We are still not building enough data centers.
That sounds almost absurd, given the scale of the current AI infrastructure boom. OpenAI and SoftBank’s Stargate campus in Texas alone is expected to cost well over $40 billion and draw around 1.2 gigawatts at peak load. Such an interesting article by @ChrisGillett
tl;dr:
AI labs need more compute. Compute needs more data centers. Data centers need enormous amounts of electricity. And the real bottleneck may not be chips, GPUs, or even energy generation itself.
It may be the grid!
Before a new data center or power plant can connect, grid operators have to study whether it will overload transmission infrastructure.

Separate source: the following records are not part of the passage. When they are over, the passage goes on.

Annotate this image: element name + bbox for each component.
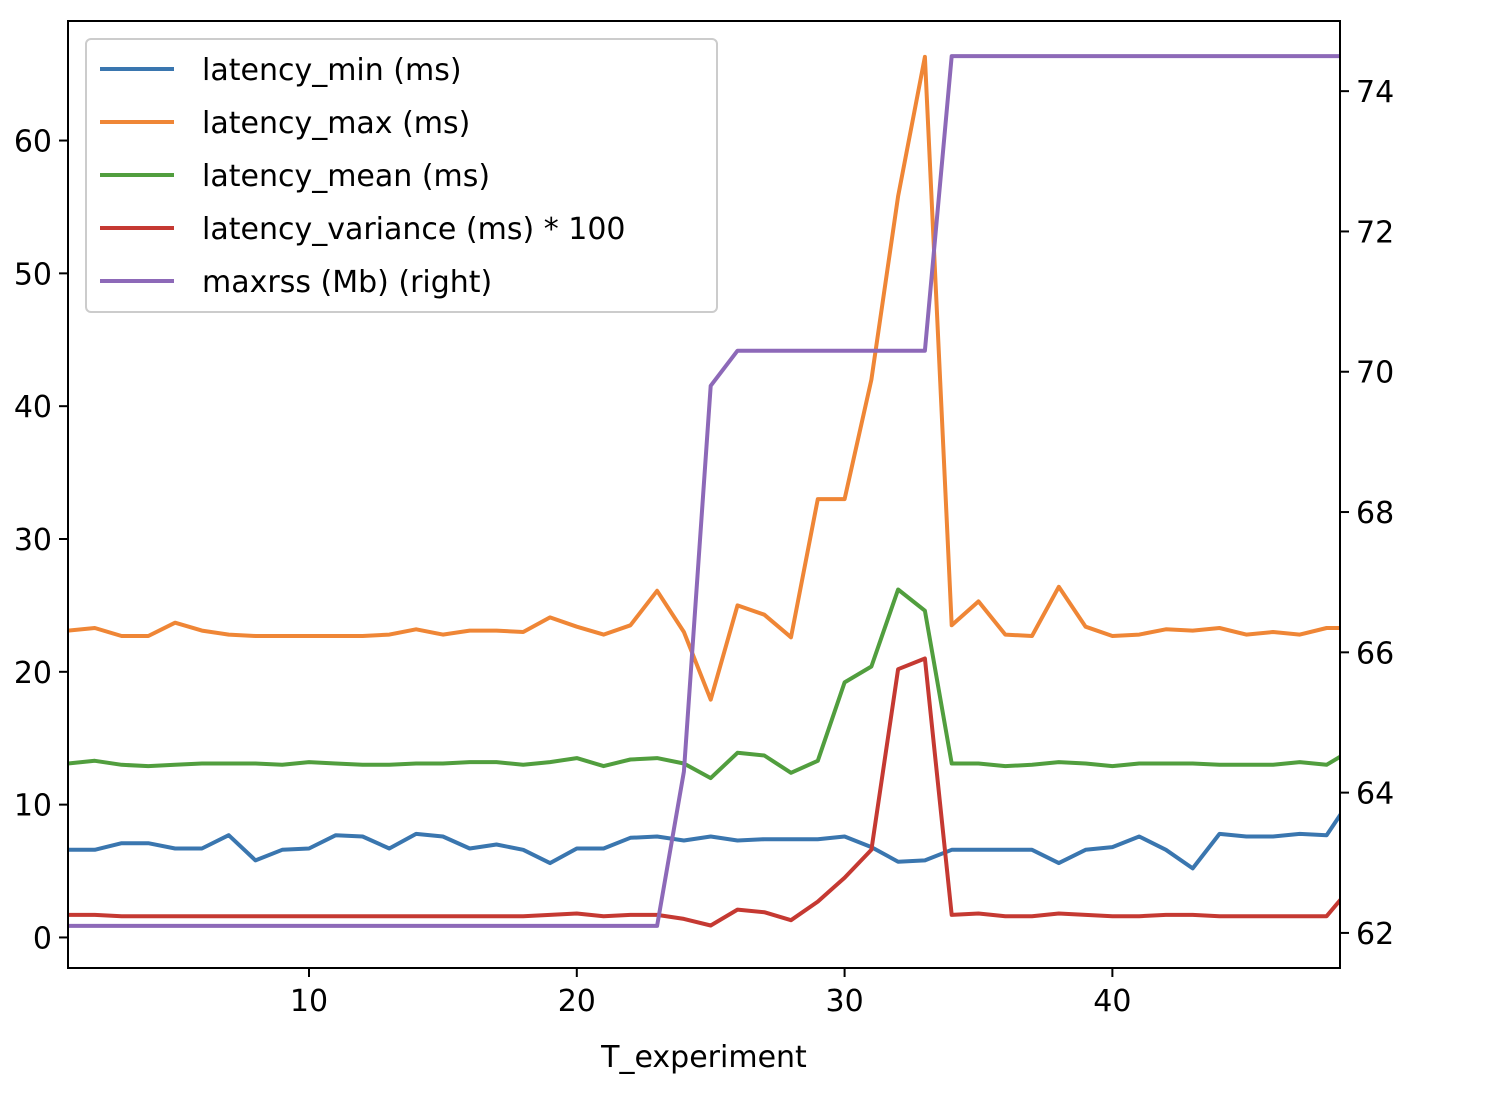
- series-line-1: [68, 812, 1340, 871]
- y-left-tick-label: 40: [14, 390, 52, 425]
- x-tick-label: 20: [558, 984, 596, 1019]
- y-left-tick-label: 30: [14, 523, 52, 558]
- x-axis-label: T_experiment: [600, 1040, 807, 1075]
- series-layer: [68, 54, 1340, 928]
- series-line-3: [68, 587, 1340, 781]
- series-line-2: [68, 54, 1340, 702]
- x-tick-label: 30: [825, 984, 863, 1019]
- y-left-tick-label: 60: [14, 125, 52, 160]
- plot-frame: [67, 20, 1341, 969]
- y-right-tick-label: 62: [1356, 917, 1394, 952]
- legend-entry: latency_min (ms): [202, 53, 462, 88]
- tick-layer: [59, 90, 1349, 977]
- x-tick-label: 40: [1093, 984, 1131, 1019]
- legend-entry: latency_variance (ms) * 100: [202, 212, 626, 247]
- series-line-4: [68, 656, 1340, 928]
- x-tick-label: 10: [290, 984, 328, 1019]
- y-right-tick-label: 68: [1356, 496, 1394, 531]
- y-right-tick-label: 70: [1356, 356, 1394, 391]
- legend-box: [85, 38, 718, 313]
- legend-entry: maxrss (Mb) (right): [202, 265, 492, 300]
- y-left-tick-label: 50: [14, 257, 52, 292]
- y-left-tick-label: 20: [14, 656, 52, 691]
- legend-entry: latency_mean (ms): [202, 159, 490, 194]
- y-left-tick-label: 0: [33, 921, 52, 956]
- y-left-tick-label: 10: [14, 789, 52, 824]
- y-right-tick-label: 74: [1356, 75, 1394, 110]
- series-line-5: [68, 54, 1340, 928]
- label-layer: 10 20 30 40 0 10 20 30 40 50 60 62 64 66 68 70 72 74: [14, 75, 1394, 1019]
- legend-entry: latency_max (ms): [202, 106, 470, 141]
- y-right-tick-label: 72: [1356, 215, 1394, 250]
- y-right-tick-label: 64: [1356, 777, 1394, 812]
- y-right-tick-label: 66: [1356, 636, 1394, 671]
- legend: latency_min (ms) latency_max (ms) latency_…: [85, 38, 718, 313]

In the US, the median wait for power plant interconnection reportedly increased from less than 20 months in 2005 to 55 months by 2023.
That is a brutal constraint for an industry trying to scale in months, not decades.
The current system often works on a first-come, first-served basis, which means serious projects can get stuck behind speculative or lower-value ones. The result is a growing mismatch between the speed of AI infrastructure demand and the speed of Western grid bureaucracy.
America may not have an energy shortage. It has a grid connection problem.
And if AI becomes one of the defining infrastructure races of the century, the winners may not just be the countries with the best models or the most chips, but the ones that can actually plug them in.